Tree Plantings. From 2010-2015, DWSD in conjunction with its partner, The Greening of Detroit, have planted more than 7,117 trees in the Upper Rouge Tributary area.
Downspout Disconnections. Since 2011, DWSD in conjunction with its partner, The Greening of Detroit, has hosted nearly 64 workshops on “how to” disconnect and provided free materials (e.g., downspout elbow, extender, and plug) to nearly 440 participants. DWSD is also conducting downspout disconnections as part of the Far West Stormwater Improvement Project.
Check back here for new information and updates on DWSD’s green stormwater infrastructure projects.
Program Annual Reports. DWSD prepares annual progress reports to document progress on the Green Stormwater Infrastructure Program for the Michigan Department of Environmental Quality and other interested organizations and residents. Reports documenting activities from 2010 to the present are available here.
- 2022 DWSD Green Infrastructure Progress Report
- 2021 DWSD Green Infrastructure Progress Report
- 2019 DWSD Green Infrastructure Progress Report
- 2018 DWSD Green Infrastructure Progress Report
- 2017 DWSD Green Infrastructure Progress Report
- 2016 DWSD Green Infrastructure Progress Report
- 2015 DWSD Green Infrastructure Progress Report
- 2014 DWSD Green Infrastructure Progress Report
- 2013 DWSD Green Infrastructure Progress Report
- 2012 DWSD Green Infrastructure Progress Report
- 2011 DWSD Green Infrastructure Progress Report
How is Detroit Supporting Green Stormwater Infrastructure Implementation on Private Parcels?
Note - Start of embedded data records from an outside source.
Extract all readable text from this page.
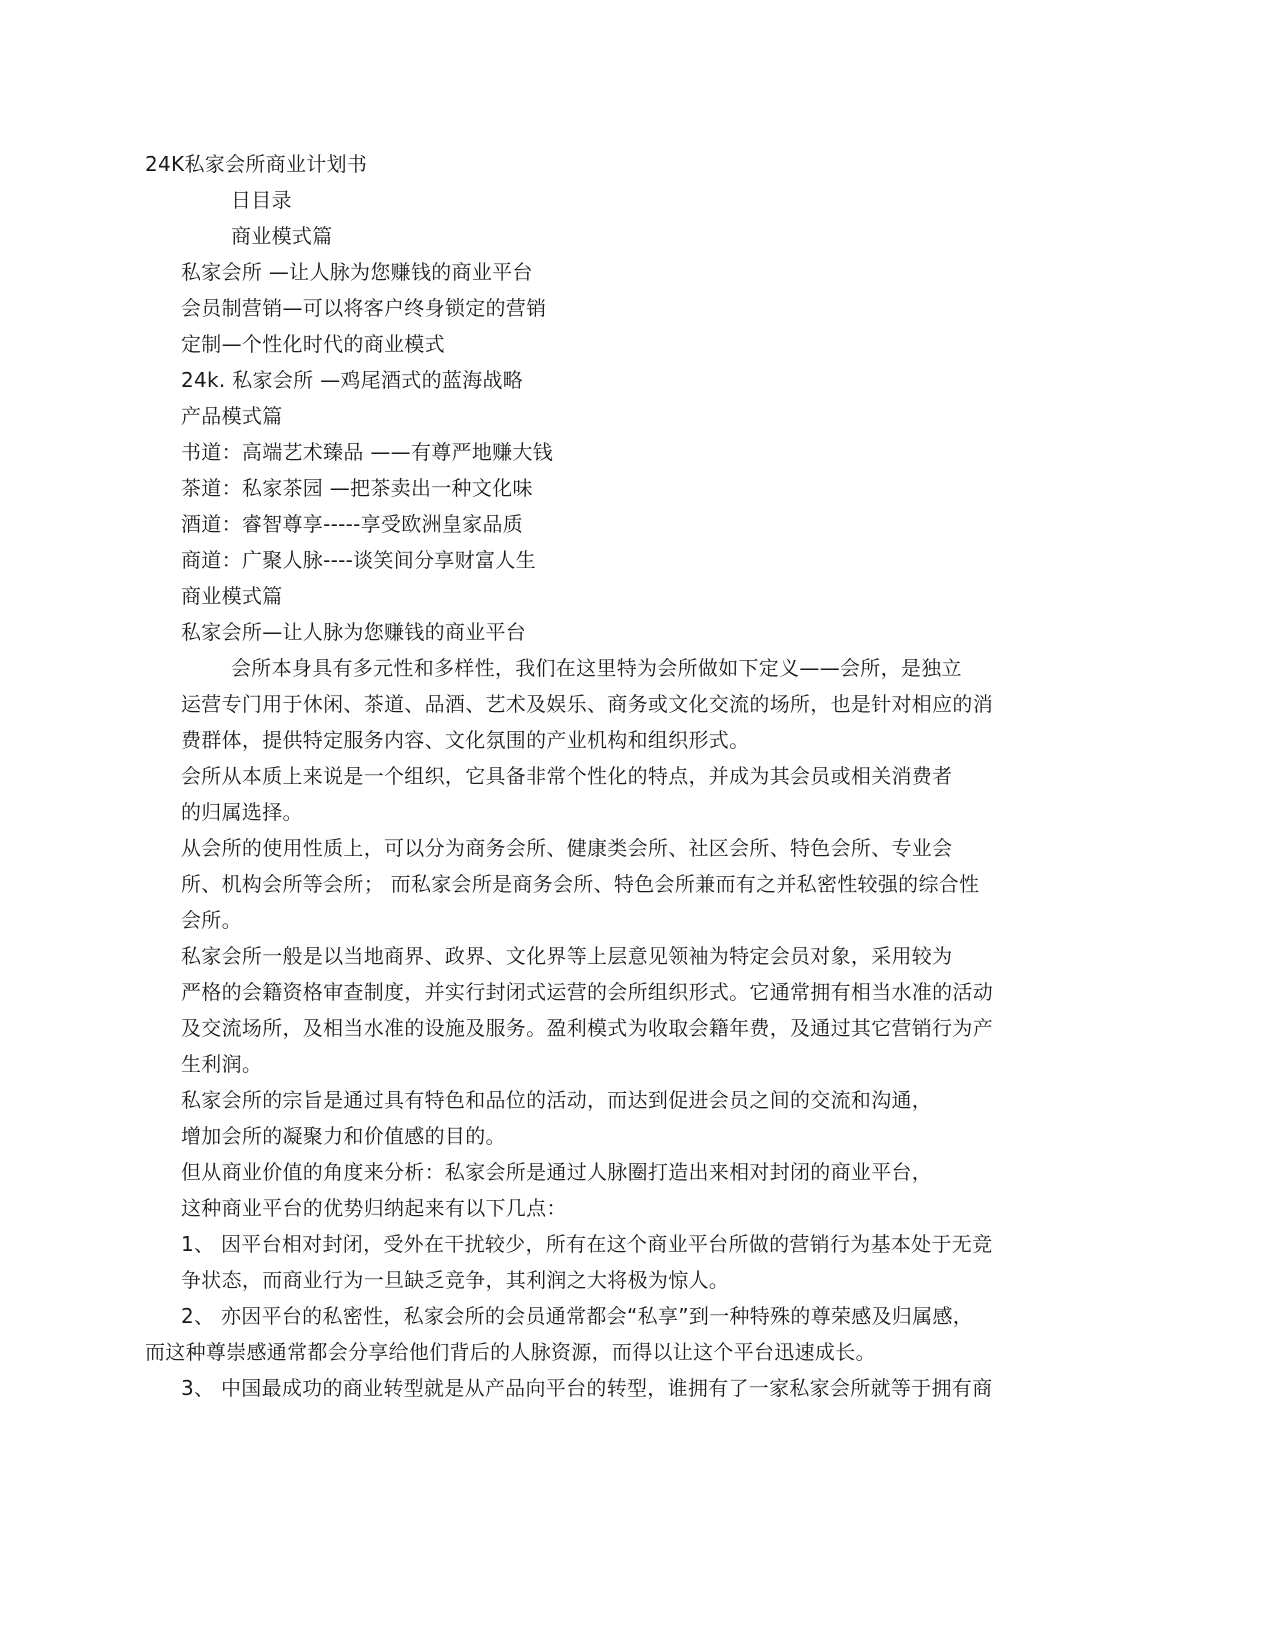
24K私家会所商业计划书
日目录
商业模式篇
私家会所 —让人脉为您赚钱的商业平台
会员制营销—可以将客户终身锁定的营销
定制—个性化时代的商业模式
24k. 私家会所 —鸡尾酒式的蓝海战略
产品模式篇
书道：高端艺术臻品 ——有尊严地赚大钱
茶道：私家茶园 —把茶卖出一种文化味
酒道：睿智尊享-----享受欧洲皇家品质
商道：广聚人脉----谈笑间分享财富人生
商业模式篇
私家会所—让人脉为您赚钱的商业平台
会所本身具有多元性和多样性，我们在这里特为会所做如下定义——会所，是独立
运营专门用于休闲、茶道、品酒、艺术及娱乐、商务或文化交流的场所，也是针对相应的消
费群体，提供特定服务内容、文化氛围的产业机构和组织形式。
会所从本质上来说是一个组织，它具备非常个性化的特点，并成为其会员或相关消费者
的归属选择。
从会所的使用性质上，可以分为商务会所、健康类会所、社区会所、特色会所、专业会
所、机构会所等会所； 而私家会所是商务会所、特色会所兼而有之并私密性较强的综合性
会所。
私家会所一般是以当地商界、政界、文化界等上层意见领袖为特定会员对象，采用较为
严格的会籍资格审查制度，并实行封闭式运营的会所组织形式。它通常拥有相当水准的活动
及交流场所，及相当水准的设施及服务。盈利模式为收取会籍年费，及通过其它营销行为产
生利润。
私家会所的宗旨是通过具有特色和品位的活动，而达到促进会员之间的交流和沟通，
增加会所的凝聚力和价值感的目的。
但从商业价值的角度来分析：私家会所是通过人脉圈打造出来相对封闭的商业平台，
这种商业平台的优势归纳起来有以下几点：
1、 因平台相对封闭，受外在干扰较少，所有在这个商业平台所做的营销行为基本处于无竞
争状态，而商业行为一旦缺乏竞争，其利润之大将极为惊人。
2、 亦因平台的私密性，私家会所的会员通常都会“私享”到一种特殊的尊荣感及归属感，
而这种尊崇感通常都会分享给他们背后的人脉资源，而得以让这个平台迅速成长。
3、 中国最成功的商业转型就是从产品向平台的转型，谁拥有了一家私家会所就等于拥有商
Ensuring effective and efficient implementation of the stormwater management strategies in the Green Infrastructure Plan requires cooperation among city departments and a city code that supports green stormwater infrastructure. DWSD recently reviewed the city’s municipal code to identify possible barriers to implementing green stormwater infrastructure throughout Detroit. The review revealed a number of areas within the code that could be revised to support, incentivize or require the implementation of green stormwater infrastructure for stormwater management. DWSD and other city departments are working together to address the areas of the code that need improvement to support green stormwater infrastructure. This includes developing a new ordinance to require stormwater management on development and redevelopment projects after construction is complete, as well as revising the existing code.